Joanna felt that she had moved on in life, that she had moved into worlds Chris had never got close to. She didn’t believe that made her superior or even that her world was superior. In fact, on a bad day she would often concede that Chris’s life and career were a damn sight more useful than her own. It was just that he seemed to have stood still. Chris taught at a primary school near their home in Chiswick. She had little doubt that he would remain a teacher throughout his working life. That was the kind of man he was: content with his lot; dedicated in his way, but unambitious. She had no illusions about him. She didn’t even expect him to make deputy headmaster. Ever. And it might have been his chosen career, dealing with small children day in and day out, which gave him the kind of stick-in-the-mud naivety that was beginning to irritate her. He was always infuriatingly sure that his ideas, mostly formed in extreme youth, and his ways of going about things were the only right ones. Sometimes she felt that not only had he no concept of what her life was all about, but that he actually worked at keeping it so. Certainly he made it quite clear that he didn’t like journalists. They distorted the truth, misled their readers, ruined people’s lives. There was no talking about it with Chris. There was no middle ground.

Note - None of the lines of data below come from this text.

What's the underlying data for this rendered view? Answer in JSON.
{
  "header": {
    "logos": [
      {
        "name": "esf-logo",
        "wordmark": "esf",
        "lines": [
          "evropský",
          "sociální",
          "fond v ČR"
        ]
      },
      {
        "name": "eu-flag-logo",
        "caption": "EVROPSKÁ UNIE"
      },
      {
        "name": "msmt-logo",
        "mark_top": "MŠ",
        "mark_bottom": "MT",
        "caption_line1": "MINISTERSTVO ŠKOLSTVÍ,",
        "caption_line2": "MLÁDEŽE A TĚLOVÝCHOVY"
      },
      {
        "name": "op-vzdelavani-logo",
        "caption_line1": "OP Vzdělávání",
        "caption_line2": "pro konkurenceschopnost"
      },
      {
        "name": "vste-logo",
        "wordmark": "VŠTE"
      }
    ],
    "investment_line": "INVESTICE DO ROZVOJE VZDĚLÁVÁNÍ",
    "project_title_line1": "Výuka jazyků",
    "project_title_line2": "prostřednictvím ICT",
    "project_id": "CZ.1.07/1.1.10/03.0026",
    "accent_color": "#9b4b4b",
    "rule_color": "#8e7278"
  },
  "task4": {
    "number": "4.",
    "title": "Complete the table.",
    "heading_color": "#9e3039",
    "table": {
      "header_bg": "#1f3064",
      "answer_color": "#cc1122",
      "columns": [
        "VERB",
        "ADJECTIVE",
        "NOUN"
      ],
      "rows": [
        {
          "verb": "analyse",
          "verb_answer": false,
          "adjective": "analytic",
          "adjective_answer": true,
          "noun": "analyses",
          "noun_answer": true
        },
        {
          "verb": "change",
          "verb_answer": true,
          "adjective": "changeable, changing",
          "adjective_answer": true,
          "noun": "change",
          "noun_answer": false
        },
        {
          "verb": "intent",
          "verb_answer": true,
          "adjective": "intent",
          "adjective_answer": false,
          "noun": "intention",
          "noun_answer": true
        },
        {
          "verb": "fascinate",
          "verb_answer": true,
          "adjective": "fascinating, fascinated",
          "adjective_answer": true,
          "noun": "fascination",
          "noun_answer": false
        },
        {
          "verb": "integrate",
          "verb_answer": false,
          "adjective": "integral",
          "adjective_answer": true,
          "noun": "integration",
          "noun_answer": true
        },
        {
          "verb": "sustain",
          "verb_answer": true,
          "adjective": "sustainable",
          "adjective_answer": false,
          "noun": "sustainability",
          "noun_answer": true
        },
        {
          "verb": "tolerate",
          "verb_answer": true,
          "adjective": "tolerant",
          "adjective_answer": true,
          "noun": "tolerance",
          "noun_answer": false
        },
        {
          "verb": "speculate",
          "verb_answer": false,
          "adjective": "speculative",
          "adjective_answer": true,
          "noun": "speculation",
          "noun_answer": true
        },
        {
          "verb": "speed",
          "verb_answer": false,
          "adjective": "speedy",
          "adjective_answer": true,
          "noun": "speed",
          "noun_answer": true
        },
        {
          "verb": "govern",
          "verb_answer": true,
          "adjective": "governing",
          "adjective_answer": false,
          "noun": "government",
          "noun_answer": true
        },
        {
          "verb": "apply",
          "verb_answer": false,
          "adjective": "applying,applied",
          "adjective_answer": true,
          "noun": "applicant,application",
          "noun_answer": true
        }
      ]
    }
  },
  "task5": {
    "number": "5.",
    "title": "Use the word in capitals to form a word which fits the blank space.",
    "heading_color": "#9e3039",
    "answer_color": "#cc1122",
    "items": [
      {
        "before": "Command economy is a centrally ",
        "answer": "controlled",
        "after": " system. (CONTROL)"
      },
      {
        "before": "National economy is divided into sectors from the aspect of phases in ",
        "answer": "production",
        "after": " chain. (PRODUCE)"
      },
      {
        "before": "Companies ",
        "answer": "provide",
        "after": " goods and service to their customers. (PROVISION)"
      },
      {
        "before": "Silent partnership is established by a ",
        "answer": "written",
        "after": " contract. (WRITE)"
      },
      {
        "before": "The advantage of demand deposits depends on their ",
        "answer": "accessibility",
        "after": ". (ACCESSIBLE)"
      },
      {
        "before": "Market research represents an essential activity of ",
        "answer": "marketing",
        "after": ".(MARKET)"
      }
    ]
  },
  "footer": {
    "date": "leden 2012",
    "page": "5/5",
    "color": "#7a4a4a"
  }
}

She sighed. Since she had become a crime reporter he had increased his circle of most loathsome people to include policemen. She didn’t think she’d ever even heard him voice an opinion on the police until working with them became a daily part of her job. Then he decided they were crooks and villains equal to the criminals they were supposed to be catching. His only problem was making up his mind which was the lower form of life, hacks or cops.

Her problem was that she still loved him. She couldn’t help it. They went back a long way. And, in spite of everything, she was pretty sure he loved her too. After a week away she was determined at least that their first night together would be a good one.

The traffic was mercifully light. She was in Chiswick High Street at 4.15, parked the MG on a double yellow and nipped into Porsche’s fish shop where she bought two large Dover sole, Chris’s favourite. There would be potatoes and vegetables at home, Chris always kept the house well stocked with those, so all she needed to make the night special was a bottle of champagne, swiftly acquired from a nearby off-licence, and some flowers. One of the few things she bought regularly for their small but attractive cottage just off Turnham Green was flowers. Chris said it was because they hid her clutter. He was more than half right. She knew she was a lousy housekeeper. She left almost all of that sort of stuff to him, in fact, but she did like her flowers and she bought a big bunch of white roses, his favourite again, from a street seller.